Make sure you have 3 cups cooked brown rice. If you don’t, cook 1 cup brown rice and cool completely.
Heat oven to 400ºF (204ºC).
Cut 14-ounce block tofu horizontally into 3 planks, wrap tofu in a clean absorbent kitchen towel and set something heavy on top (like a cast iron skillet), let tofu press for 15 minutes.
Dice tofu into ½-inch cubes; toss with 1 teaspoon grapeseed oil to coat; arrange in a single layer on prepared baking sheet and season with salt.
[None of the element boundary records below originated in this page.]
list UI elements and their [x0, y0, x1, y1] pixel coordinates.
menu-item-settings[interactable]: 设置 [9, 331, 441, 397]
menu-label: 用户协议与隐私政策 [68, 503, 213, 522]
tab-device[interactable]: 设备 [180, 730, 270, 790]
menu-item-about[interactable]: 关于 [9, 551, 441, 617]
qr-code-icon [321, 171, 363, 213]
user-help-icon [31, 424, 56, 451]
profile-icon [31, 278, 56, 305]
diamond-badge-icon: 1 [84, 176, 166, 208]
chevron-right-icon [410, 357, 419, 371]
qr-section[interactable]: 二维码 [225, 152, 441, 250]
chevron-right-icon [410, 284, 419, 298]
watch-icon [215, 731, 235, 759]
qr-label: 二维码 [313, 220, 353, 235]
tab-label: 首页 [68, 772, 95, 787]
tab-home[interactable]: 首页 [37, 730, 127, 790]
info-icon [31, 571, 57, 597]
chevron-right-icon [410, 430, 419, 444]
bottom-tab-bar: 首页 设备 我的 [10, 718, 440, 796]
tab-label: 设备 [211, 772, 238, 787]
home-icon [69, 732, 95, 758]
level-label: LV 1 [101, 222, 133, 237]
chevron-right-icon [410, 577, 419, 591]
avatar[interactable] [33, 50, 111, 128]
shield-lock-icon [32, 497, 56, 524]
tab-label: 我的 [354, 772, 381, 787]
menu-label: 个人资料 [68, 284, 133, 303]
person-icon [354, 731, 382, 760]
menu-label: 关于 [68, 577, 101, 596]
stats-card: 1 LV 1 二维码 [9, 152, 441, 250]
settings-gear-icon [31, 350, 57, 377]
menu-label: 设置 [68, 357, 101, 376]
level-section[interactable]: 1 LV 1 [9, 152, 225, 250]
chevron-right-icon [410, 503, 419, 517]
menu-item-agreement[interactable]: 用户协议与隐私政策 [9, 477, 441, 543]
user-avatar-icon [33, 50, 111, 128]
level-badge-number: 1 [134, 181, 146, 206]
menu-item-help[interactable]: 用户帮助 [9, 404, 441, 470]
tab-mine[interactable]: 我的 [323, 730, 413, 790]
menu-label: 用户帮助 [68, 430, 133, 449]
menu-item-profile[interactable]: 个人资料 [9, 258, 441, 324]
Bake tofu until golden brown and firm to touch, about 30 minutes.
Meanwhile, heat a 12-inch sauté pan or cast-iron skillet over medium-high. Add 1 tablespoon grapeseed oil and swirl to coat; once shimmering add 1¼ cups diced carrots, 1¼ cups peas, and ½ cup sliced green onions; cook until carrots are tender, about 5 minutes; season lightly with salt and black pepper. Transfer vegetables to a bowl.
Add remaining 1 tablespoon grapeseed oil to now empty sauté pan over medium heat and heat until shimmering, add 2 teaspoons minced garlic and 2 teaspoons minced ginger and cook 15 seconds until fragrant.
Stir in 3 cups cooked rice, breaking up any clumps, and press into an even layer; cook, without moving, for 3 minutes. Using a wooden spoon, stir rice, scraping bottom of pan as needed, reduce heat to medium, and stir fry until rice is golden brown, 4–5 minutes.
Stir in baked tofu, cooked vegetables, 3 tablespoons soy sauce, 1 tablespoon vegan oyster sauce, 1 teaspoon chili garlic sauce, and 1 teaspoon vinegar; stirfry 2 more minutes. Off heat, stir in 2 teaspoons sesame oil and remaining ½ cup scallions; season with additional soy sauce and oyster sauce to taste.
Finish with sesame seeds and serve with extra chili garlic sauce or sriracha.